Oil prices pulled back sharply on Tuesday, surrendering the bulk of the previous session’s dramatic gains, as fragile signals of a ceasefire between Iran and Israel injected a rare moment of cautious relief into the market.
Brent crude futures slid $1.33, or 1.4%, to $92.92 per barrel by early morning trading in London, while U.S. West Texas Intermediate dropped a steeper $1.73, a 1.9% decline, to settle at $89.57 per barrel.
The pullback comes just 24 hours after both benchmarks surged roughly 5% following a weekend of renewed Israeli strikes on Iran and fresh attacks in Lebanon, a volatile sequence that had briefly reignited fears of a full-scale regional conflagration.
The trigger for Tuesday’s retreat was a joint announcement from Tehran and Jerusalem that both nations had agreed to halt their ongoing exchange of attacks, following a direct appeal from U.S. President Donald Trump.
The development, if it holds, would mark the most significant de-escalation since the three-month-old conflict between the two regional powers erupted in earnest.
However, seasoned market watchers were quick to urge restraint. Both governments issued pointed warnings that they reserved the right to resume hostilities should the other side renege, a caveat that underscored just how tenuous the arrangement truly is.
“The market has been here before,” said Tamas Varga, an analyst at PVM Oil Associates, referring to the cycle of fleeting hope and renewed conflict that has defined the war’s turbulent arc. His measured skepticism echoed the sentiments of traders across the floor, many of whom have watched previous ceasefire overtures collapse within days.
The Iran-Israel war, now in its third month, has fundamentally reshaped the global energy landscape. Central to that disruption is the Strait of Hormuz, the narrow but strategically vital chokepoint through which, before the outbreak of hostilities, approximately one-fifth of the world’s crude oil and liquefied natural gas flowed daily.
Tehran has continued to block most commercial shipping through the strait, a stranglehold on global energy arteries that has sent shockwaves through commodity markets worldwide.
The escalating tit-for-tat was thrown into sharp relief on Monday, when U.S. military forces intercepted and disabled an unladen oil tanker in the Gulf of Oman after it allegedly attempted to navigate toward an Iranian port in violation of the American-imposed blockade, the latest in a series of maritime confrontations that have turned the Persian Gulf into one of the world’s most dangerous shipping corridors.
While ceasefire headlines drove the day’s price action, analysts warn that traders may be dangerously distracted from a deeper and more structural threat building beneath the surface of the market.
Global oil inventories, already under pressure from months of supply disruption, are continuing to deplete at an alarming rate.
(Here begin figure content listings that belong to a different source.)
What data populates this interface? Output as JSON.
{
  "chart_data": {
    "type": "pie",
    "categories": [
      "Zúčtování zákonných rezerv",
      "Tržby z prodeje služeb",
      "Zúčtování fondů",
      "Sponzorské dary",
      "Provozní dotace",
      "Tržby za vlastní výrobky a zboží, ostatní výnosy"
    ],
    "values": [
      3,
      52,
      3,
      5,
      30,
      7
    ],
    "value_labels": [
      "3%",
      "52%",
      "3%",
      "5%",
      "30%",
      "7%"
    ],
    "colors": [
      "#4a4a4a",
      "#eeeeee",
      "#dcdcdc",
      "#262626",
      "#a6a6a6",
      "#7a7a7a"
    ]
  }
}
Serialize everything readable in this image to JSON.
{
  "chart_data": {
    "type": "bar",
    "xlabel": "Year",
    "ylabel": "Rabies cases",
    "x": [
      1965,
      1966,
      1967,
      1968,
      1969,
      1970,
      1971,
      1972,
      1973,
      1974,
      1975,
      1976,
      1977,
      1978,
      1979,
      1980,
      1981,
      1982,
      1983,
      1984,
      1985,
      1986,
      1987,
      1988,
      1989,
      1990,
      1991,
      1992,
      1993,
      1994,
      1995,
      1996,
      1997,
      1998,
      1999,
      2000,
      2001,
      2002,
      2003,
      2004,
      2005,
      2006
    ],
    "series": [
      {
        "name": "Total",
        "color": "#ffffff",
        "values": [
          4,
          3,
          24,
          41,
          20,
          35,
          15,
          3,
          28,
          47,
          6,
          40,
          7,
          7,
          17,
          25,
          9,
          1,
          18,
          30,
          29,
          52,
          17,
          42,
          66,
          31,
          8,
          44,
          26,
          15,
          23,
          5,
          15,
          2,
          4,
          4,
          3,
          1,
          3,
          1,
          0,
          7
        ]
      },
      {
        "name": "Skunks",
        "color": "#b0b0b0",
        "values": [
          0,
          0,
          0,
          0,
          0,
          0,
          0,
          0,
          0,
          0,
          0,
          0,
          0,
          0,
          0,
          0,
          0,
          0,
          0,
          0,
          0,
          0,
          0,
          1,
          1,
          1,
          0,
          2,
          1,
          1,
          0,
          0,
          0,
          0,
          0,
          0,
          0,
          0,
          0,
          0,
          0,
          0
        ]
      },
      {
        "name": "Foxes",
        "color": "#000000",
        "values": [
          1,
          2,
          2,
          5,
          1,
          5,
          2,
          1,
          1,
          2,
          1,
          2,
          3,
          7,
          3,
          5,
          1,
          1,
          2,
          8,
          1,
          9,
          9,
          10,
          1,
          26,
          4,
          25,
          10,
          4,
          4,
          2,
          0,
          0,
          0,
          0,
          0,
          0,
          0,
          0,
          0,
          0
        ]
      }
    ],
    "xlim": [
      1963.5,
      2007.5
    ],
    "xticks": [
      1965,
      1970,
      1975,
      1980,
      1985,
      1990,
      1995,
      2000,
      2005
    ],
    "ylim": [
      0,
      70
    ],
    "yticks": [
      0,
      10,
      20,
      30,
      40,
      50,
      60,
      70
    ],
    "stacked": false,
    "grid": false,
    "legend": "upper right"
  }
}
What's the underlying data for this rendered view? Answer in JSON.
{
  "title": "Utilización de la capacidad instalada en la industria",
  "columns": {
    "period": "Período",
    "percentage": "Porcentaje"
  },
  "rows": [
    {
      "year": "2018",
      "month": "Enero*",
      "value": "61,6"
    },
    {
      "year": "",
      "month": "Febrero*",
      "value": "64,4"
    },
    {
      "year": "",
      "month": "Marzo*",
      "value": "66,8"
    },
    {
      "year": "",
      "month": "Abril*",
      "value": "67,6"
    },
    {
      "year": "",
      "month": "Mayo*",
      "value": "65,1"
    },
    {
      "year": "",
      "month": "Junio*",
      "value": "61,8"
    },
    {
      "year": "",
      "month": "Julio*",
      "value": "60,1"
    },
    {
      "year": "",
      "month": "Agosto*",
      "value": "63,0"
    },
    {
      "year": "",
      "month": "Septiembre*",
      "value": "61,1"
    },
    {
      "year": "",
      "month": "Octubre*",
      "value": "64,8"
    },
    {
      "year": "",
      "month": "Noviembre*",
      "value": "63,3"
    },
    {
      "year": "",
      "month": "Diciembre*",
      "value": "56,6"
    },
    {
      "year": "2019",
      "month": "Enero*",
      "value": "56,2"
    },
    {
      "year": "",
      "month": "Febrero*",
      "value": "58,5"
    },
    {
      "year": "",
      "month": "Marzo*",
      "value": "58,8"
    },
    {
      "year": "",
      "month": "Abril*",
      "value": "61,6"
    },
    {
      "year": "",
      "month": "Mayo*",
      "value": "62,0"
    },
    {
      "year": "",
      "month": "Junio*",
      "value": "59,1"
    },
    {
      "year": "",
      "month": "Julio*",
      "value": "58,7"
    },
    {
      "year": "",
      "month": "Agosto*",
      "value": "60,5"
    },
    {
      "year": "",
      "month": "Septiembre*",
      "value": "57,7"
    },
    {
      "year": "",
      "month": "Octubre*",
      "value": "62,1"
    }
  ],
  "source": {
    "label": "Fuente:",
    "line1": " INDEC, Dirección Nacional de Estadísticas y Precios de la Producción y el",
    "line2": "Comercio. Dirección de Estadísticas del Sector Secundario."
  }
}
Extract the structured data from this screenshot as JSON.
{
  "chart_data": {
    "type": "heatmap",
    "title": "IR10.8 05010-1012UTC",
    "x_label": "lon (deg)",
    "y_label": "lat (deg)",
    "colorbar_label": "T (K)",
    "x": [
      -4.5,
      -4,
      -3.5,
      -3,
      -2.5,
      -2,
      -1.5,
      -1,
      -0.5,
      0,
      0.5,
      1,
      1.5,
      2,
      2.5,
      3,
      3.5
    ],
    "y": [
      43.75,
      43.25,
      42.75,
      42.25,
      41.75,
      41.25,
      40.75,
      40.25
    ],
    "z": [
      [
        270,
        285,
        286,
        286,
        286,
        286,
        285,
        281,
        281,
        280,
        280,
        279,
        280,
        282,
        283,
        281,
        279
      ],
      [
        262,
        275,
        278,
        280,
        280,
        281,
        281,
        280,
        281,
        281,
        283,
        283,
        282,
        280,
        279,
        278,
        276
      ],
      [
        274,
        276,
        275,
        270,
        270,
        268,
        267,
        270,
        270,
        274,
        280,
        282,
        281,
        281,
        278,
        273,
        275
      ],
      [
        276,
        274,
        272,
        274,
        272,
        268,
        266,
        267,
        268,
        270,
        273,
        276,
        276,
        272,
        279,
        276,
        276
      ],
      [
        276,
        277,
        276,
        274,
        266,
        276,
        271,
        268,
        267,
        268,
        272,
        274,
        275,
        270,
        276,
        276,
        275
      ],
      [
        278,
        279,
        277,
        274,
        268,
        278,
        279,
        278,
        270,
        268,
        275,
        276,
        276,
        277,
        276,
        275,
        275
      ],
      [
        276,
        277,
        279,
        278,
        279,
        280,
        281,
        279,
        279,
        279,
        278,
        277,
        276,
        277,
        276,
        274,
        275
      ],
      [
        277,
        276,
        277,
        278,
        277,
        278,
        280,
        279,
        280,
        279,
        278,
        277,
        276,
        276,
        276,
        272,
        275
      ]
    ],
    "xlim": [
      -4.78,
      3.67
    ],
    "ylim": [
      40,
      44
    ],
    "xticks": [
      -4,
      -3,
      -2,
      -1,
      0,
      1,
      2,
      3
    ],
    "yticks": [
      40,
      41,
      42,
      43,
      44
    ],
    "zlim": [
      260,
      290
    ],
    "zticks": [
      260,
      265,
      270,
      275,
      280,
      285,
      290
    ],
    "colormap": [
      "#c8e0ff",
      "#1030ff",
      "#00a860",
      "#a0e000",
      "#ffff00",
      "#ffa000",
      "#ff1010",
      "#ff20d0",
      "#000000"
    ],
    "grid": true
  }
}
Varga struck an ominous tone in his assessment of the medium-term outlook.
“In the meantime, global oil inventories keep depleting, and as data, whether weekly or monthly, becomes available, realization of dangerously low oil stockpiles worldwide could intensify the race for available barrels, pushing Brent back above $100 once again,” he warned.
The analyst’s comments suggest that even if the Iran-Israel ceasefire holds, the oil market may have already crossed a threshold from which a return to pre-war price stability will be exceptionally difficult to achieve.
Data released this week showed that Chinese crude imports fell a dramatic 29% last month to their lowest levels in eight years, dropping to approximately 9.3 million barrels per day in April, a significant retreat from the 11 million barrels per day average recorded before the U.S.-Israeli military campaign against Iran began.
The decline reflects the cascading economic consequences of the conflict. Chinese refiners, unable to source their customary volumes of cheaper Iranian crude, have been forced to recalibrate their purchasing strategies, with the downstream effects rippling through Asian refining margins and petrochemical output alike.
For now, oil markets appear to be caught in a precarious equilibrium, geopolitical fears suppressed just enough by ceasefire signals to push prices lower, yet underpinned by structural supply deficits that could reassert themselves violently at any moment.
With global stockpiles thinning, the Strait of Hormuz still under de facto blockade, and two combatant nations warning they could resume attacks with little notice, traders and energy ministers alike will be watching the sands of the Middle East with extreme care in the days ahead.
Whether Tuesday’s relief proves to be the beginning of genuine de-escalation or merely the latest false dawn in a conflict that has already defied resolution is a question the oil market cannot yet answer.
WHAT YOU SHOULD KNOW
Oil prices dipped Tuesday on ceasefire signals between Iran and Israel, but don’t be fooled by the temporary relief; the real story is a world quietly running low on oil.
With the Strait of Hormuz still largely blocked, global stockpiles draining at dangerous rates, and both warring nations reserving the right to resume attacks, the fragile calm could shatter at any moment. If it does, analysts warn that Brent crude crashing back past $100 a barrel isn’t a possibility; it’s a near certainty.